Located a mile south of Indian Key Historic State Park is the San Pedro Underwater Archaeological Preserve State Park. This park holds the distinction as the only underwater archaeological state park in the Florida Park Service. The San Pedro, a 287-ton ship, was one of a fleet of 21 ships that left Havana in 1733 en route to Spain. As the fleet approached the Florida Keys, all but one of the ships were driven aground by a hurricane. That lone ship went back to Havana, and then returned to the Keys with rescue ships, to recover cargo and rescue survivors. Thirteen of the vessels, including the San Pedro, could not be re-floated, so the ships were burned to the water line to prevent salvage by wreckers.

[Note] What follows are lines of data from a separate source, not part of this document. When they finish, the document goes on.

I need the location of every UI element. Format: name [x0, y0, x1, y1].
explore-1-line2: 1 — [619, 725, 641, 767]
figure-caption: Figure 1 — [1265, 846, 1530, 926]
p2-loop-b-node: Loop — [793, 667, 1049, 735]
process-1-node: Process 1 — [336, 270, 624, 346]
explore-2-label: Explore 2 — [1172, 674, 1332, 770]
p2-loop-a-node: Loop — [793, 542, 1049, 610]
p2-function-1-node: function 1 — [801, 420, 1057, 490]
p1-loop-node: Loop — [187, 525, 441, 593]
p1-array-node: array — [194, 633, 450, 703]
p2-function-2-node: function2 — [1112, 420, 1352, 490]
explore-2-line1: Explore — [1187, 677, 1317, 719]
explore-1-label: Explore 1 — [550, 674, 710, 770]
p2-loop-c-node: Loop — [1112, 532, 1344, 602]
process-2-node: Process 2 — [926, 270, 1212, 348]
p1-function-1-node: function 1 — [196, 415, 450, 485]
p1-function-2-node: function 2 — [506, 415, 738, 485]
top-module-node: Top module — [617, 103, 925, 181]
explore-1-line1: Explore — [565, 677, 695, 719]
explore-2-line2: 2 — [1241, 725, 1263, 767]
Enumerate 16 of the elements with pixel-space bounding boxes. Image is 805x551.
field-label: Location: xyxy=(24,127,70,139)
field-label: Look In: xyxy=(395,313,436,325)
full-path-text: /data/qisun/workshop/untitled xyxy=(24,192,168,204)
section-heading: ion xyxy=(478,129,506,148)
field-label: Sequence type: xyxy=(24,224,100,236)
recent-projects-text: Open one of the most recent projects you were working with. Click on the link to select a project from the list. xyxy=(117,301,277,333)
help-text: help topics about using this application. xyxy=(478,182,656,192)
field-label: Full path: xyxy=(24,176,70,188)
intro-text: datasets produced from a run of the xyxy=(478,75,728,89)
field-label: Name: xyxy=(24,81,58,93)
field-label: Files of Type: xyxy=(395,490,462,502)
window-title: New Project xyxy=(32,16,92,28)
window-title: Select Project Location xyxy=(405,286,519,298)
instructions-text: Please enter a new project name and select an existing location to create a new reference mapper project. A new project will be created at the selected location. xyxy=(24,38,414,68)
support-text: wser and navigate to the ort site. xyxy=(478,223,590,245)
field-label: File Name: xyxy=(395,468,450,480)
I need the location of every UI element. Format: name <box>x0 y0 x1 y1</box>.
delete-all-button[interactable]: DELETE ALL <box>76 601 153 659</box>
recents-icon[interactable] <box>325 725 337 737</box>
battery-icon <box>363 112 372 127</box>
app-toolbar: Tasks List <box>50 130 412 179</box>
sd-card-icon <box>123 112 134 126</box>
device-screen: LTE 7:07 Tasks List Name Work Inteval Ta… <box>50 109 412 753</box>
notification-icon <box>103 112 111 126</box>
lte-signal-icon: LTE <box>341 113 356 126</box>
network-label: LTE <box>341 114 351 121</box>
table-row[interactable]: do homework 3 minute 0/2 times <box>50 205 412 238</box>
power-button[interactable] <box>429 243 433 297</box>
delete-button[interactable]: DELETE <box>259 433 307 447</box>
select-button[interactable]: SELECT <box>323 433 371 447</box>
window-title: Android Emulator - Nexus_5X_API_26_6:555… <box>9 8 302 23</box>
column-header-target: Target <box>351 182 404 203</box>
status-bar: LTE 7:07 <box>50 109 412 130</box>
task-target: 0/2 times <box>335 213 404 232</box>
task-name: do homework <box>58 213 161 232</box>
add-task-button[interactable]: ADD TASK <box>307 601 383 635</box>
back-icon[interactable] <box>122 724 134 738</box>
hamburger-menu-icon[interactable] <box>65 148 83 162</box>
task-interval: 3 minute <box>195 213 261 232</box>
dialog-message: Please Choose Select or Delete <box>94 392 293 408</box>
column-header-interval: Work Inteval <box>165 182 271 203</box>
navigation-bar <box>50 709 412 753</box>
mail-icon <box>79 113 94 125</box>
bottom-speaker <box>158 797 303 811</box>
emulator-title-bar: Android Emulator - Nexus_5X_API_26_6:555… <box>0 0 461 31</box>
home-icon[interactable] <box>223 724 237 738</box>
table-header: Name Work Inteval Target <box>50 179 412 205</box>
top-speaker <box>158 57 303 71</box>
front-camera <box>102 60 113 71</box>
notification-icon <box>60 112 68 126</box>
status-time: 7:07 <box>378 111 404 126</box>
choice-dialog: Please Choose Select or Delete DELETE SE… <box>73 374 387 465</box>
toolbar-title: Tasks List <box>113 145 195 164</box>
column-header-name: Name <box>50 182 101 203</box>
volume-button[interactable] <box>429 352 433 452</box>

Surrounding the wreck is a healthy seagrass habitat. In this habitat, a variety of fish species, including porkfish, bar jack, grunts, snappers and angelfish. The structures of the San Pedro provide suitable substrate for a suite of coral species, including elliptical star coral, grooved brain coral, smooth brain coral, maze coral, starlet coral, blushing star coral and mustard hill coral. A spar buoy marks the site of the San Pedro Underwater Archaeological Preserve State Park. Five mooring buoys allow for safe access to the site without the need of deploying an anchor. These mooring buoys protect not only the cultural resource of the wreck of the San Pedro but also the surrounding seagrass bed from anchor damage. A historic plaque is cemented on a monument at the bow of the shipwreck.
The San Pedro shipwreck is listed on the National Registry of Historic Places. It is also considered significant because it has the potential to provide information about 18th century merchant vessels and trans-Atlantic maritime culture. In order to protect this cultural resource, only passive recreation of diving and snorkeling is permitted. Collection of natural or cultural resources is prohibited.